Several types of vascular cells including smooth muscle cells and fibroblasts that have accumulated into various components lead to engineer multi-cellular microtissue [188]. The multicellular spheroids or tubes with average diameter of 300 to 500 µm have been bioprinted using agarose rods as non-adherent mold. The combination of different cells made it possible to obtain single-layer or double-layer blood vessels [189, 190]. Maturation factors can activate endothelial cells, fibroblast and MScs which are micro-structured by layer-by-layer bioprinting on the hydrogel. This process leads to vascularization, which is confirmed by the gene expression in endothelial cells [191]; further details are available in a recent review by Sarker et al. [192].

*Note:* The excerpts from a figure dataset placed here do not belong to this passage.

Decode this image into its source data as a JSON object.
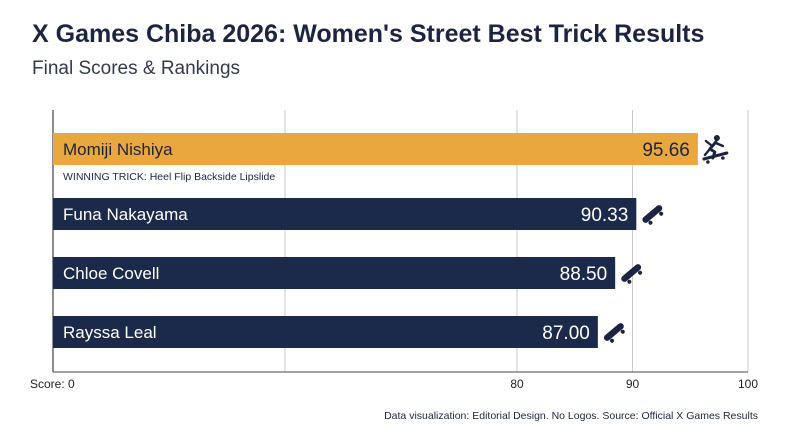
{
  "chart_data": {
    "type": "bar",
    "orientation": "horizontal",
    "title": "X Games Chiba 2026: Women's Street Best Trick Results",
    "subtitle": "Final Scores & Rankings",
    "categories": [
      "Momiji Nishiya",
      "Funa Nakayama",
      "Chloe Covell",
      "Rayssa Leal"
    ],
    "values": [
      95.66,
      90.33,
      88.5,
      87.0
    ],
    "value_labels": [
      "95.66",
      "90.33",
      "88.50",
      "87.00"
    ],
    "winner_index": 0,
    "annotation": "WINNING TRICK: Heel Flip Backside Lipslide",
    "xaxis": {
      "ticks": [
        {
          "value": 0,
          "label": "Score: 0"
        },
        {
          "value": 80,
          "label": "80"
        },
        {
          "value": 90,
          "label": "90"
        },
        {
          "value": 100,
          "label": "100"
        }
      ],
      "gridlines": [
        0,
        80,
        90,
        100
      ],
      "scale": "broken: 0 then 80-100 expanded"
    },
    "grid": true,
    "legend": "none",
    "colors": {
      "winner": "#E9A83D",
      "others": "#1B2A4A",
      "grid": "#c9c9c9"
    },
    "icons": [
      "skateboarder-icon",
      "skateboard-icon",
      "skateboard-icon",
      "skateboard-icon"
    ]
  },
  "footer": "Data visualization: Editorial Design. No Logos. Source: Official X Games Results"
}
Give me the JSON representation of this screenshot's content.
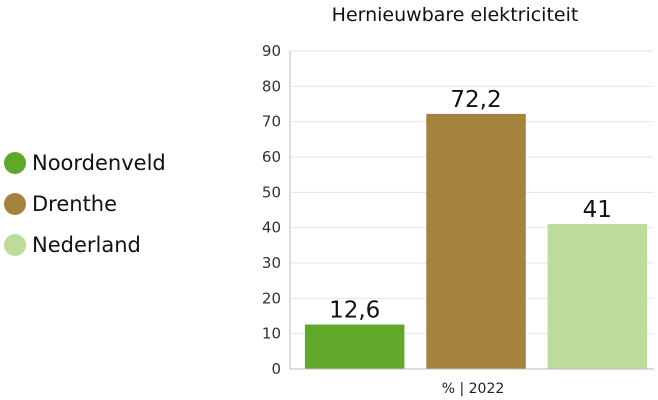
{
  "chart_data": {
    "type": "bar",
    "title": "Hernieuwbare elektriciteit",
    "xlabel": "% | 2022",
    "ylabel": "",
    "ylim": [
      0,
      90
    ],
    "yticks": [
      0,
      10,
      20,
      30,
      40,
      50,
      60,
      70,
      80,
      90
    ],
    "grid": true,
    "legend_position": "left",
    "categories": [
      "Noordenveld",
      "Drenthe",
      "Nederland"
    ],
    "values": [
      12.6,
      72.2,
      41
    ],
    "value_labels": [
      "12,6",
      "72,2",
      "41"
    ],
    "colors": [
      "#60a82a",
      "#a6833c",
      "#bddb9b"
    ]
  }
}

4 Conclusion and Future Outlook

Studies on vascular tissue engineering are growing rapidly and can be further improved using advanced technologies such as 3D bioprinting and microfluidic devices. Traditionally, the growth factors and angiogenic progenitors are incorporated into the scaffold to increase cell infiltration and vascularization. However, the biological response is limited, particularly in large and cell dense tissues. It is therefore preferred that the microvascularized systems used in the engineered construct allow proper cell–cell and cell–ECM interactions. Prevascularized micro-sized aggregates or microspheres enhance the vascularization potential of the structures and save the time required for angiogenicity to advance within the scaffold. However, precision deposition of microvascularized spheres within the scaffold and clinical application of such prevascularized scaffolds are still challenging. Recently, comprehensive clinical trials that are underway or planned in the near future seem to show that we are entering a new era of vascular disease treatment.